Pour l’adulte contemplateur et poète : est Pierre, sainteté de la pierre dépouillée de toute vie manifeste, pierre à la franchise aiguisée et extrême, taillé dans l’ascétisme des sommets ou des mines, pierre surgie de la matrice des éons , pierre tout entière dévouée au temps, tout entière prise dans la gaine du temps dans sa version, dans sa fonction,  d’ Eternité sourde.

Pour le maçon est simplement fragment de mur à reconstituer, élément inconscient d’un futur puzzle architectural et sonore (le vent qui joue sur la pierre). Est musique, est note à placer sur la portée d’une muraille où pianotent les lézards.

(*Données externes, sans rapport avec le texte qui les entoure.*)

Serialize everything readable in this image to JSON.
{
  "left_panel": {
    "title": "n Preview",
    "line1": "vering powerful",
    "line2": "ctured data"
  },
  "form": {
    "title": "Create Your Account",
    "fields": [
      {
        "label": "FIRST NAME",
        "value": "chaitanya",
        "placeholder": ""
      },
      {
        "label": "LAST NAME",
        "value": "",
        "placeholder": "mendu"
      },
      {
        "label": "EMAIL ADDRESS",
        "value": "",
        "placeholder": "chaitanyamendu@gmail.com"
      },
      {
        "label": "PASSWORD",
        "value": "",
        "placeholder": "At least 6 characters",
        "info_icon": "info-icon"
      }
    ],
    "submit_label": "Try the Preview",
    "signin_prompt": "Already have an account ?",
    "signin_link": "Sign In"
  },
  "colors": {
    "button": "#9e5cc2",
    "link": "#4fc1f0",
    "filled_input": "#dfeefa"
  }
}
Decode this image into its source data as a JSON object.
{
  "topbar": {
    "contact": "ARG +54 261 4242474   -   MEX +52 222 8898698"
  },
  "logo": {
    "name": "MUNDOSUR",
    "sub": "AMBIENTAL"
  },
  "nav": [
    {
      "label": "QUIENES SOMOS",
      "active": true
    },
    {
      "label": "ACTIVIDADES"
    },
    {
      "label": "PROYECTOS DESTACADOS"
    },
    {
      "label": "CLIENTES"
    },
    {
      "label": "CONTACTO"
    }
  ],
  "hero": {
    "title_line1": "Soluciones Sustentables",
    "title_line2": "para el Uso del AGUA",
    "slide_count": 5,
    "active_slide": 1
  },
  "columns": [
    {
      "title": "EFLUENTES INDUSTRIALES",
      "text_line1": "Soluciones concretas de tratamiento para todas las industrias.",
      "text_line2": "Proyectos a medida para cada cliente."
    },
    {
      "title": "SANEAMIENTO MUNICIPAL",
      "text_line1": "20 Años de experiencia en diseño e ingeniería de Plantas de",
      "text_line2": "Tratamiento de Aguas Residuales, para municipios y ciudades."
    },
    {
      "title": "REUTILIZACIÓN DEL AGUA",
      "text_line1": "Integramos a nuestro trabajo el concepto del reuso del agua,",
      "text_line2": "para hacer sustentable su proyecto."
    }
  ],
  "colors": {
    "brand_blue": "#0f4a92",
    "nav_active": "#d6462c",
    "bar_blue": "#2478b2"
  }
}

Pierre, caillou creux et musical.

Pour d’autres est Œuf de soleil et de temps pondu par la montagne, œuf à saisir, inspecter, à soupeser puis lancer dans l’oeil d’une flaque, d’un cratère, dans l’œil du vide en contrebas, pour une omelette sonore.

On entend alors la musique de la dégringolade, le ramdam provoqué par la chute de ce creux ,  de ce caillou musical, ainsi que, à flanc de falaise, les chocs des extériorités provoqués à répétition par le caillou, le caillou, caillou, caillou tombant, dégringolant, sans intérieur, sans extérieur, vide et creux caillou pressé de rejoindre la caillasse de calcaire des casses à cailloux.

dimanche 29 mai 2022

lundi 25 avril 2022


 Massif d'Aurouze, depuis les crêtes de Charance, 10 avril, premier tour des élections présidentielles.

samedi 9 avril 2022

 

 




Le noyer

 

 

De la couleur (bleu-gris) d’un ciel d’avant la pluie, d’avant l’éclat sec de la foudre. Puis absolument sans couleur, disparaissant, lors des neiges de l’hiver-longtemps-craint. Tout de brume, de froid, tout d’oubli, alors.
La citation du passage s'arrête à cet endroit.